The former UK prime minister said the move - which has now been scrapped - jeopardised the peace process.
The EU backtracked on a decision to use a Brexit deal clause to restrict exports of Covid-19 vaccines from crossing the Irish border into the rest of the UK late on Friday, following backlash from London, Dublin and Belfast.
The Nothern Ireland Protocol is designed to allow the free movement of goods from the EU into the territory, preventing the need for a hard border on the island of Ireland.
The EU initially triggered Article 16 of the protocol, which would have temporarily placed export controls on the movement of vaccines, in a bid to protect its own supplies amid its row with AstraZeneca over its supply contract.
Asked if the move was irresponsible, Mr Blair told Sky's Sophy Ridge on Sunday: “Yes, it was a very foolish thing to do and fortunately they withdrew it very quickly.”
The former PM said: "I was somebody who negotiated the Good Friday Agreement, it's brought peace to the island of Ireland and it is absolutely vital that we protect it.
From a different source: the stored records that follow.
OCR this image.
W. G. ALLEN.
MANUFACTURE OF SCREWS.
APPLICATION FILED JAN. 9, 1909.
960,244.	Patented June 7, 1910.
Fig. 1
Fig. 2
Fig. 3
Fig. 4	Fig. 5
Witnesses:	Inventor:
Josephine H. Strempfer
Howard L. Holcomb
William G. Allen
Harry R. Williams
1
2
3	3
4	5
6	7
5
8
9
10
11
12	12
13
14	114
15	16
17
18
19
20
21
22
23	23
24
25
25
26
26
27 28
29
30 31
"That's why what the European Commission did was unacceptable but, as you say, fortunately they withdrew it very quickly."
Michael Gove has also welcomed the EU having "stepped back" from triggering the article, which Northern Ireland's First Minister Arlene Foster described as an "incredible act of hostility".
Despite criticism from the World Health Organisation, the EU is pushing ahead with placing export controls on vaccines made in the bloc - including supplies of the Pfizer/Biontech jab which is produced in Belgium.
It comes amid a bitter row over the delivery of the Oxford-Astrazeneca jab into the continent.